2024年12月23日(月) 05:23 JST

涙ふくハンカチ携えて

かつて失恋レストランで一世を風靡した60歳の男性歌手が
麻薬取締法違反で逮捕された。
薬物での逮捕は今回で6度目とのこと。

「 なんで止められないんでしょう!なぜ懲りないんでしょう!」

「 60にもなって、もういいおとななのにね!」

朝の民放ワイドショーで芸能コメンテイターやゲストが
薬物依存の実情を知ってか知らずか、井戸端会議的な
「 正論 」コメントをぶちまける。

ちょっと意地悪な捉え方かもしれないが、何気に発した
この「正論」こそ危険を孕んでいるんじゃないかと感じた。
なぜなら、この「 正論 」の背景には

「 たとえ薬物依存に見舞われても、本人が本気になれば
  必ず克服できる。
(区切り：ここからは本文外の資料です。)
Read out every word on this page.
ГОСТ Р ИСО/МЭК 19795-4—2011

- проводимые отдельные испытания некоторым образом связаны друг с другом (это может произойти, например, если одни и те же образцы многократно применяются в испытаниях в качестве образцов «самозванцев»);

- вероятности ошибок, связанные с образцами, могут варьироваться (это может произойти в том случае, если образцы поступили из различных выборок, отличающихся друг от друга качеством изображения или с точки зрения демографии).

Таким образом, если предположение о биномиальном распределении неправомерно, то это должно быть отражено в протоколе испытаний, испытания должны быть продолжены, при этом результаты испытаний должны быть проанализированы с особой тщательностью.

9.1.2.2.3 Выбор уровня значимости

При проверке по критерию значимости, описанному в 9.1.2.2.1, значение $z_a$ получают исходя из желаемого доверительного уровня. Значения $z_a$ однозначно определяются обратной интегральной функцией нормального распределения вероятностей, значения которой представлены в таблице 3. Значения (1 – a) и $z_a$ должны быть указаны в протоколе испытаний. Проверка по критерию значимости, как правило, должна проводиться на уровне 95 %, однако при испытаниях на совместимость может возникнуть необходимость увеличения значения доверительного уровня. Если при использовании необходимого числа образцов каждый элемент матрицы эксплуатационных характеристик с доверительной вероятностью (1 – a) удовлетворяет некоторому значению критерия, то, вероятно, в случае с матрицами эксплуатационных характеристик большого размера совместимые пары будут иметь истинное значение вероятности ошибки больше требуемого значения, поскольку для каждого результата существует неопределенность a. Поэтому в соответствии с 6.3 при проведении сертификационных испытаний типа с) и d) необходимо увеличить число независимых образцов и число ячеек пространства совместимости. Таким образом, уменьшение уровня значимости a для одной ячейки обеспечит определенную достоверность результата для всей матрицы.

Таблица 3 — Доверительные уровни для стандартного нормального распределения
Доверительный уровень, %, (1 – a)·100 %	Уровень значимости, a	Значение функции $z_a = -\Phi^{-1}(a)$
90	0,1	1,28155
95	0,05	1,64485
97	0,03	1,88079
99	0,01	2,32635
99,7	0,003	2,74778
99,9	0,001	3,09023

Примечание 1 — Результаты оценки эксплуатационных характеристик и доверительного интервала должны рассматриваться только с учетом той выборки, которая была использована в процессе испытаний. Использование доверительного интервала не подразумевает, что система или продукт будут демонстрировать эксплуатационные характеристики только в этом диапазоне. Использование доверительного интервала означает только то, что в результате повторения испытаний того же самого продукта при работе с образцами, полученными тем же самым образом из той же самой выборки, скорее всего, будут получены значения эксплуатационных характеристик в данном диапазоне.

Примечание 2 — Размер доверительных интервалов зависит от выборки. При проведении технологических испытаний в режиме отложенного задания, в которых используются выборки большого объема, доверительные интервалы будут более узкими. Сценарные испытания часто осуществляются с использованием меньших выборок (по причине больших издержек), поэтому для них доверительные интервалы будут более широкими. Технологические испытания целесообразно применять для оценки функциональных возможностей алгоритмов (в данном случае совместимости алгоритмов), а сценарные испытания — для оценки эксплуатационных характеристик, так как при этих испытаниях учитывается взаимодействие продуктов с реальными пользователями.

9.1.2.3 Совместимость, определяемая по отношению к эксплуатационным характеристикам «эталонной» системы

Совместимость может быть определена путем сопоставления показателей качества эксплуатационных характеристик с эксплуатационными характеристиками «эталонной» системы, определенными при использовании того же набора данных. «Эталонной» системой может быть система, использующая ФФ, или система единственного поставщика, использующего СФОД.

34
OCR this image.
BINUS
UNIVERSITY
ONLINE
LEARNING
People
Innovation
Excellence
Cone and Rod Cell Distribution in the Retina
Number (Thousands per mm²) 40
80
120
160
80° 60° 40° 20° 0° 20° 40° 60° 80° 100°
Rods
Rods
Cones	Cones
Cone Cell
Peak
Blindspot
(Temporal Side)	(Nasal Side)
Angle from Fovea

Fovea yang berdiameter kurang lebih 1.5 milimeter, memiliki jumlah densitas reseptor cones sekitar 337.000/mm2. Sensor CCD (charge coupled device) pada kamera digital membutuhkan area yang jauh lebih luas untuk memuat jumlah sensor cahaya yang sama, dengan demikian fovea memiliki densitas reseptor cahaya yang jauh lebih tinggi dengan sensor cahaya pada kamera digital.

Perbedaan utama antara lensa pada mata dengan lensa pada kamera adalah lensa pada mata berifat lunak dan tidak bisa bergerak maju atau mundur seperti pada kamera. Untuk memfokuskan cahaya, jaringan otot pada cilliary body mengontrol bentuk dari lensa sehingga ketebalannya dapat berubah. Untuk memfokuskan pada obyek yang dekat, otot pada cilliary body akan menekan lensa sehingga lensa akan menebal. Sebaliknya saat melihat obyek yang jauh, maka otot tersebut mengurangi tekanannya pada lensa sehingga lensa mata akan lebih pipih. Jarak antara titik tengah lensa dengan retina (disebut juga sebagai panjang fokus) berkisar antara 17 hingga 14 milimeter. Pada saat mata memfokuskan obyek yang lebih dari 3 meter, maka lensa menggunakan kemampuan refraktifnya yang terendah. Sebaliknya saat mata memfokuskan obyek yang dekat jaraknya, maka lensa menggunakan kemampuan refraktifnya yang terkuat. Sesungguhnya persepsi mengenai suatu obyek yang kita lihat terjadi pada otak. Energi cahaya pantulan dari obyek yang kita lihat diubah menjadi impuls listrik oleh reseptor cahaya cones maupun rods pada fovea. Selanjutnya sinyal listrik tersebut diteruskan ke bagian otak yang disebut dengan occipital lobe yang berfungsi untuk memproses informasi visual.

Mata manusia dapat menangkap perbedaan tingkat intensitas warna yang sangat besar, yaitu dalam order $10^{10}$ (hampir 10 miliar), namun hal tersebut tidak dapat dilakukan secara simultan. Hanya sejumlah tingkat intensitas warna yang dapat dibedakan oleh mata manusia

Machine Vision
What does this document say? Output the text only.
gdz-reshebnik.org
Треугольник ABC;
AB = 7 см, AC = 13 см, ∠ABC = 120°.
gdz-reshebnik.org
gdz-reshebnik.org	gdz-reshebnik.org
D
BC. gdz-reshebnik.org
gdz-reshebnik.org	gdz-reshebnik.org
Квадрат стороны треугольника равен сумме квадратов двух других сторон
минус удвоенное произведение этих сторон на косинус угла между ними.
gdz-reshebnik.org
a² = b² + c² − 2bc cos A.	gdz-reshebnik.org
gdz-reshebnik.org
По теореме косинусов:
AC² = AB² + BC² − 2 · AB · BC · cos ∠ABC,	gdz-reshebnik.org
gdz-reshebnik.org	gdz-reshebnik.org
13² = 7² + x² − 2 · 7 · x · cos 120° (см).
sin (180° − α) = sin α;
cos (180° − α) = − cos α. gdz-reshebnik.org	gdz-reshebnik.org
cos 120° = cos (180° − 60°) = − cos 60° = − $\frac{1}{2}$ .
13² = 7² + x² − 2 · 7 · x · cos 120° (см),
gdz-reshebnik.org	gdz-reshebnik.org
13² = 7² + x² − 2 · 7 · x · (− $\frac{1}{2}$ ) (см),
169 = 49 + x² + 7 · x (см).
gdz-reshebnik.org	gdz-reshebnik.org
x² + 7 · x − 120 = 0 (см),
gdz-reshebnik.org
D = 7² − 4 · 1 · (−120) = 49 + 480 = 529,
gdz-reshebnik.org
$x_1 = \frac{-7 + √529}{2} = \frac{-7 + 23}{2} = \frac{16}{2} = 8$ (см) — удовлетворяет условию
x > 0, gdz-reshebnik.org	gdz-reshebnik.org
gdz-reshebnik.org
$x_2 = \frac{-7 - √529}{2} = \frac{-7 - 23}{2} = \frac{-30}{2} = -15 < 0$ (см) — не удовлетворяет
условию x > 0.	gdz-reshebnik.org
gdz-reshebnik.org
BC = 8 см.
私ならやってみせる!」

という潜在意識があるからだ。

薬物に限らず「 依存症 」の克服はそれはそれは容易ではない。
克服体験談もあるにはあるが、その背景には挫折談が
ゴマンと隠れている。

そこに至るまでの経緯の違法性や不道徳はともかく
いったん見舞われた「 依存症 」そのものは
本人の善悪にかかわらず「 病気 」なのだ。
って、自ら経験したことがない私が言っても説得力はないが。

もし私があのスタジオにいたとしたら、こう発したい。

「 一度薬物に手を染めると最後、そこから抜け出るのは
 一筋縄ではいかない。
  それは、60になろうが80になろうが、何度逮捕されようが
 である。
  だから、薬物に手を出しちゃダメ!」

まぁコレも
「 人間『やるな』と言われるとかえってやりたくなる
  厄介な生き物である 」
ということが踏まえられていない
これまたぬいいとさんの「 浅いコメント 」なのであるが。